Samuel estava em sua sala, com a lareira acesa e o coração apagado.
A vida inteira ele ficou ali esperando algo acontecer. Algo que nunca aconteceu... Por isso, há muito tempo, ele parou de esperar qualquer coisa da vida.
Faltavam 13 segundos para o relógio marcar meia-noite e sua vizinhança inteira gritar "Feliz Natal!", ele acordar irritado e ir deitar-se na cama, como havia acontecido nos últimos 33 anos.
Faltavam só esses poucos segundos. Então, a porta de sua sala abriu-se. Um fenômeno raro. Podemos dizer que a probabilidade disso ocorrer era uma das mais baixas do Universo, visto que nem mesmo sua mãe — se estivesse viva — ousaria adentrar sua casa amarga, rígida e infinitamente hostil. Samuel acordou, olhou para o visitante invasor com o olhar mais ofensivamente triste que alguém já conseguiu fazer na vida. Não precisou de palavra alguma para expressar-se. Aliás, será que ele ainda sabia falar?
O visitante sabia, e disse:
— Olá! Como você está, amigo?
O olhar de Samuel respondeu-lhe, instantaneamente:
— ...
— Samuel, não sei você se lembra de mim ou se você ainda sabe que eu existo, mas eu sou o Papai Noel! Venha cá, dê-me um abraço, sinta a magia do Natal!

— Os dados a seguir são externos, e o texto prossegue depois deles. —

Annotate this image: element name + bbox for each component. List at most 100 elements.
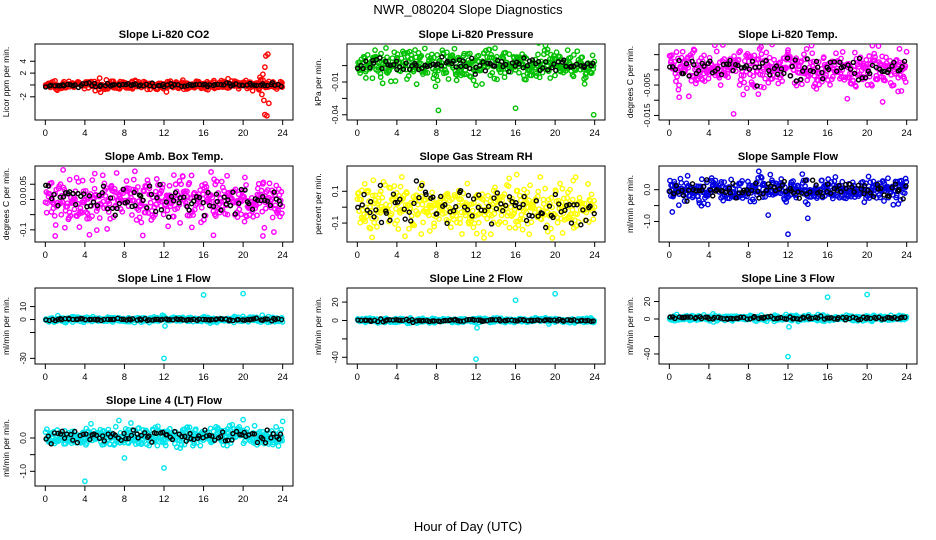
y-axis-label: Licor ppm per min. xyxy=(1,47,11,117)
scatter-point xyxy=(763,49,770,56)
y-tick-label: 0 xyxy=(18,317,28,322)
reference-point xyxy=(701,63,707,69)
outlier-point xyxy=(398,174,405,180)
reference-point xyxy=(723,61,730,67)
reference-point xyxy=(756,315,762,322)
scatter-point xyxy=(392,78,399,84)
outlier-point xyxy=(261,111,268,118)
scatter-point xyxy=(839,49,846,55)
scatter-point xyxy=(825,176,832,182)
reference-point xyxy=(242,187,248,193)
reference-point xyxy=(472,71,478,77)
scatter-point xyxy=(501,191,508,197)
reference-point xyxy=(540,65,546,71)
reference-point xyxy=(667,64,673,70)
x-tick-label: 24 xyxy=(277,250,288,261)
reference-point xyxy=(521,55,527,61)
scatter-point xyxy=(533,70,540,77)
reference-point xyxy=(695,68,702,74)
scatter-point xyxy=(879,99,886,105)
reference-point xyxy=(793,78,800,84)
outlier-point xyxy=(730,111,737,117)
reference-point xyxy=(825,66,832,73)
plot-frame xyxy=(34,287,294,365)
scatter-point xyxy=(896,45,903,52)
scatter-point xyxy=(801,51,807,58)
scatter-point xyxy=(462,212,469,219)
reference-point xyxy=(831,59,838,65)
scatter-point xyxy=(524,189,531,196)
reference-point xyxy=(730,67,736,74)
reference-point xyxy=(464,317,470,323)
reference-point xyxy=(460,58,466,64)
reference-point xyxy=(482,68,489,74)
reference-point xyxy=(535,58,542,65)
reference-point xyxy=(469,213,475,219)
scatter-point xyxy=(469,207,476,214)
scatter-point xyxy=(357,219,364,226)
scatter-point xyxy=(849,71,855,77)
scatter-point xyxy=(574,48,581,55)
reference-point xyxy=(512,202,518,209)
reference-point xyxy=(49,195,55,202)
scatter-point xyxy=(383,45,389,51)
scatter-point xyxy=(83,440,90,446)
scatter-point xyxy=(61,224,68,231)
scatter-point xyxy=(213,178,220,185)
data-points xyxy=(354,171,598,241)
scatter-point xyxy=(96,215,103,221)
scatter-point xyxy=(422,69,429,76)
reference-point xyxy=(157,181,163,188)
reference-point xyxy=(227,202,234,209)
x-tick-label: 0 xyxy=(43,250,48,261)
scatter-point xyxy=(89,213,95,220)
scatter-point xyxy=(685,93,692,100)
scatter-point xyxy=(883,54,889,61)
reference-point xyxy=(52,317,59,324)
reference-point xyxy=(450,208,457,214)
reference-point xyxy=(225,197,231,203)
scatter-point xyxy=(163,89,170,95)
reference-point xyxy=(679,187,685,194)
outlier-point xyxy=(765,212,772,219)
reference-point xyxy=(390,317,396,323)
panel-title: Slope Line 3 Flow xyxy=(742,273,835,285)
scatter-point xyxy=(258,187,265,194)
reference-point xyxy=(377,182,384,189)
scatter-point xyxy=(442,210,448,216)
reference-point xyxy=(152,316,158,323)
outlier-point xyxy=(264,51,271,58)
y-tick-label: -2 xyxy=(18,93,28,101)
reference-point xyxy=(590,318,596,324)
scatter-point xyxy=(455,203,462,209)
scatter-point xyxy=(187,195,194,201)
reference-point xyxy=(886,314,893,321)
reference-point xyxy=(562,207,568,213)
reference-point xyxy=(687,314,694,320)
reference-point xyxy=(424,63,430,70)
x-tick-label: 8 xyxy=(434,250,439,261)
reference-point xyxy=(461,204,468,210)
scatter-point xyxy=(668,52,675,59)
x-tick-label: 4 xyxy=(394,250,399,261)
scatter-point xyxy=(144,177,151,184)
scatter-point xyxy=(557,180,563,187)
reference-point xyxy=(802,177,809,184)
x-tick-label: 8 xyxy=(434,128,439,139)
scatter-point xyxy=(527,182,533,189)
scatter-point xyxy=(502,219,509,226)
reference-point xyxy=(899,64,905,70)
panel-title: Slope Gas Stream RH xyxy=(419,151,532,163)
scatter-point xyxy=(62,440,69,447)
reference-point xyxy=(765,314,771,320)
reference-point xyxy=(693,187,699,194)
scatter-point xyxy=(706,54,713,61)
reference-point xyxy=(564,202,570,209)
outlier-point xyxy=(435,107,442,114)
y-axis-label: ml/min per min. xyxy=(625,297,635,355)
scatter-point xyxy=(443,69,450,76)
reference-point xyxy=(838,189,844,195)
reference-point xyxy=(51,191,57,198)
reference-point xyxy=(262,316,268,322)
scatter-point xyxy=(99,172,106,179)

Samuel não se lembrava desse nome. Mas por alguma razão, as palavras ditas pelo velho alegre e caloroso provocaram, por incríveis segundos, alguma coisa prazerosa dentro de seu coração octogenário. Sua expressão não mudou, pois ela não sabia mudar. Havia mais de 33 anos que ele não fazia ideia do que era sentir algo prazeroso. Quando se aposentou, afastou-se da indústria e enrijeceu por completo. Tudo o que sabia fazer era trabalhar. Sem trabalho, não sabia fazer nada, e ficou durante anos esperando acontecer alguma coisa nova, revigorante, inspiradora... Na verdade, ele esperava isso desde que aprendeu a esperar. Nunca sentiu muita alegria na vida. Todavia, foi com a aposentadoria que qualquer sentimento de utilidade que ele ainda nutria sumiu completamente, junto com o pouco de esperança que nasceu com ele e sobrevivia, já capenga, ao seu pessimismo incalculável.
Samuel acordou com sua vizinhança gritando "Feliz Natal!", irritou-se e foi deitar-se no quarto.
Aquilo foi um sonho. Não havia Papai Noel algum.
Ele se deu conta disso e estranhou, afinal, há muito que tinha esquecido de como eram os sonhos e, mesmo, que eles existiam.
Apesar de irreal, aquele foi o melhor momento de sua vida (segundo sua memória, que sempre foi muito boa), porque ele pôde relembrar o que era felicidade (ainda que por poucos segundos), o que era sonho e como, talvez, seria o Papai Noel (e até mesmo "o que" era um "Papai Noel"!).
Apesar de não alterar em nada a sua rotina amarga, a ilusão causada por aquele sonho proporcionou um pouquinho de paz durante os próximos — e últimos — dias de sua vida.
Ninguém sabe se é verdade (e quase ninguém acredita que seja), mas houve rumores de que Samuel morreu porque seu coração não suportou bombear os sentimentos quase bons que começou a ter após tal evento — o sonho.